A productive offseason took some of the spotlight off of the NFL Draft. That provides an ideal start for Quinnen Williams‘ New York Jets career.
There’s little, if any, honeymoon for New York Jets draft picks. Nurturing behind veteran mentors has mostly been eschewed for ceremonial trials by green fire.
Some players thrive on instant participation. For example, D’Brickashaw Ferguson was public enemy number one upon his 2006 draft. The offensive lineman’s lone crime was that his name wasn’t Matt Leinart or Vince Young. He went on to become one of the most dependable blockers in NFL history. His 10-year Jets tenure ended with a single missed snap.
Ferguson’s success isn’t always the norm. The vocal detractors of Kyle Brady, 1996’s premiere pick, were instantly vindicated when the tight end failed to tally more than 315 yards in a single season.
Instant exposure was a theme of the Jets’ past two first rounds. Sam Darnold is viewed as the most legitimate team quarterback heir to Joe Namath. Jamal Adams had to convince some critics the 2017 Jets could win a single game.
With inexperienced rookies constantly forced to play savior, Quinnen Williams finds himself in a refreshing situation. Williams is the latest Jets rookie to have his name called upon by the NFL commissioner at the NFL Draft. The defensive lineman from Alabama was the third overall pick in Thursday’s selection meetings.
Yet, there is an aura of New York indifference to this draft. Maybe it’s the lack of a second-round pick, dealt in last season’s Darnold transaction. Perhaps its the lack of eye-popping skills position prospects or the theories that the Jets need help at the more “boring” positions. There was even talk of trading down in the draft, a prospect that might’ve unthinkable while it served as consolation a six-game losing streak last fall.
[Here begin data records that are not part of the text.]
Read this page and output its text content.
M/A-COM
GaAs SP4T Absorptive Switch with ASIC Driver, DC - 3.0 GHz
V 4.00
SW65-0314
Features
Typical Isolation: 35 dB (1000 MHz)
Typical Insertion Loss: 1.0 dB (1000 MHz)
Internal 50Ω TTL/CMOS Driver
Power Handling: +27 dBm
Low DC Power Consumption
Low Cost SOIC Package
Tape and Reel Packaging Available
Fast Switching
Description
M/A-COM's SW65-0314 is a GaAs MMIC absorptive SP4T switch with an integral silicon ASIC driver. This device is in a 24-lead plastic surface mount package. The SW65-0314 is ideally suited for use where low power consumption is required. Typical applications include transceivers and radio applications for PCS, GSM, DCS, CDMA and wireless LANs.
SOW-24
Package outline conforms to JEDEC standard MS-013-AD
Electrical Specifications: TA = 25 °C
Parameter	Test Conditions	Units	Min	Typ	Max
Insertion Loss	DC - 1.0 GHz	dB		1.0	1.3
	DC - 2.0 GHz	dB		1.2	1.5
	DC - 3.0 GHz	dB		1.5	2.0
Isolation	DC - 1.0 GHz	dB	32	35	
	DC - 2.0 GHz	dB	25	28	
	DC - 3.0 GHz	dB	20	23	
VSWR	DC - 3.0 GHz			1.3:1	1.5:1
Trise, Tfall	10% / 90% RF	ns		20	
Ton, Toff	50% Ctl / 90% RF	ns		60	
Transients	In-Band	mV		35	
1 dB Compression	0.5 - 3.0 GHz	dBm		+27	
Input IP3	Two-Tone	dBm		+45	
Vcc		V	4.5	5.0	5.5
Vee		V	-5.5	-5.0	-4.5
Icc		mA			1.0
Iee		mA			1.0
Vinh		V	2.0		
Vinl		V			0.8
But their ingenuity and ambition this offseason may be the most likely suspect in the assault on draft interest. There are certainly far worse problems for a redemption-seeking squad to have. For Williams, it’s a hidden blessing.
Unlike recent drafts, there’s no immediate pressure for him to carry the team. The Jets’ success doesn’t live or die on Williams’ performance. They took care of that with a strong offseason, building a veteran-laden foundation with award-winning talent. Williams doesn’t have to headline the squad. He can instead be a vital supporting player, at least while he gets the hang of this NFL thing.
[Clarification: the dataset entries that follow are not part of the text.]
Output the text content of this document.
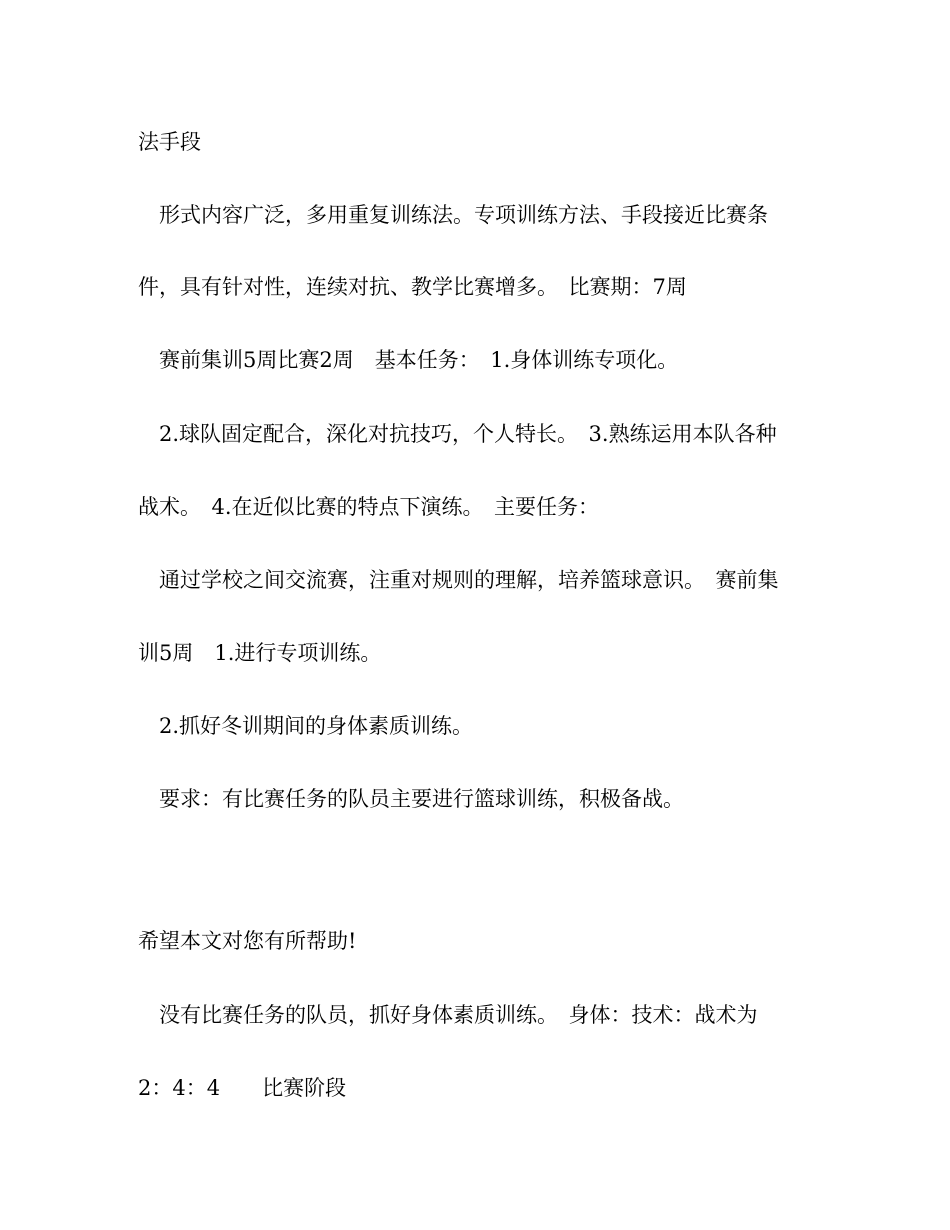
法手段
　形式内容广泛，多用重复训练法。专项训练方法、手段接近比赛条
件，具有针对性，连续对抗、教学比赛增多。　比赛期：7周
　赛前集训5周比赛2周　基本任务：　1.身体训练专项化。
　2.球队固定配合，深化对抗技巧，个人特长。　3.熟练运用本队各种
战术。　4.在近似比赛的特点下演练。　主要任务：
　通过学校之间交流赛，注重对规则的理解，培养篮球意识。　赛前集
训5周　1.进行专项训练。
　2.抓好冬训期间的身体素质训练。
　要求：有比赛任务的队员主要进行篮球训练，积极备战。
希望本文对您有所帮助!
　没有比赛任务的队员，抓好身体素质训练。　身体：技术：战术为
2：4：4　　比赛阶段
A viable criticism of the Williams selection is that he makes is living in an area the Jets were some solidified. The unrelated Leonard Williams returns in a contract year. Henry Anderson and Steve McLendon were welcomed back with new deals. Jets brass could’ve realistically filled an offseason need (i.e. interior blocking or secondary help) but went with the “best player available” option. That’s a selection rarely afforded to franchises working on a playoff drought approaching a decade.
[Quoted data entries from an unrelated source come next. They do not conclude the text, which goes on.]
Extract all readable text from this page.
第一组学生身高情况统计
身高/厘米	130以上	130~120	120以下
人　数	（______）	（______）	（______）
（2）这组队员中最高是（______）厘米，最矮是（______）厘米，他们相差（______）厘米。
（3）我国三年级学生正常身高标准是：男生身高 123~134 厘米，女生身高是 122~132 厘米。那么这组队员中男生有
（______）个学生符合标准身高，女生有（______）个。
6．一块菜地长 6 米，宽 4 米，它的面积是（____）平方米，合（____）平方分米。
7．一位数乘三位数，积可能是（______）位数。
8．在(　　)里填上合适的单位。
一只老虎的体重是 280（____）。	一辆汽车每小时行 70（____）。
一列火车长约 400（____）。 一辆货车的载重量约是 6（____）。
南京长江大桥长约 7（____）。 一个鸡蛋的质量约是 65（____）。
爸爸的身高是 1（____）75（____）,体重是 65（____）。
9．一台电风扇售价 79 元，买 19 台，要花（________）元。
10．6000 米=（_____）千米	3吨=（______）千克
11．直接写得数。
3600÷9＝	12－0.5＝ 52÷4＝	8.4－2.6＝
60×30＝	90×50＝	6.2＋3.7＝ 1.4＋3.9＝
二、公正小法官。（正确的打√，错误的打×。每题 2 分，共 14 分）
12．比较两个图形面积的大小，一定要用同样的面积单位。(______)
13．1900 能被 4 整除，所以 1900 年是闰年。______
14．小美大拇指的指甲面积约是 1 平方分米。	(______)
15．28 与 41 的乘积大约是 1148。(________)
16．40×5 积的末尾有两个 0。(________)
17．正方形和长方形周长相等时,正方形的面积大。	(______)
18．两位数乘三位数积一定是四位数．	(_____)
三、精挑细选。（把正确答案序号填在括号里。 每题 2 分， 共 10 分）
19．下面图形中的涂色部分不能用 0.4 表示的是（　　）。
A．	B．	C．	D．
Through Quinnen Williams, the Jets were able to make it that pick, and give him ample assistance.
The Alabama product doesn’t have to be an instant miracle worker. He can grow and develop in a relatively normal franchise setting. There’s always going to be the fan and/or analyst seeking instant fulfillment, especially in New York. But from a rational standpoint, Quinnen Williams can grow and develop at a normal NFL rate.
The ironic part is, however, that the rookie is already embracing his potential responsibilities.
Williams has survived a college career under a ruthless tutelage in Tuscaloosa. There has already been a target on his back as a member of the polarizing Crimson Tide. For a player of his talents and mindset, New York could be a welcome change of pace.
If his opening statements are any indication, he won’t have any of it.
“I can play anywhere up front. Wherever they need me to play, I’ll be a dominant player up front and an elite player at whatever position they line me up at, whatever position they want me to play,” Qunnien Williams said in a promise documented by Ethan Greenberg of the Jets official website. “I have to back it up when I get there. I have to come in and be that number one pick.”
Quinnen Williams will get the chance to prove he was worth the selection soon enough.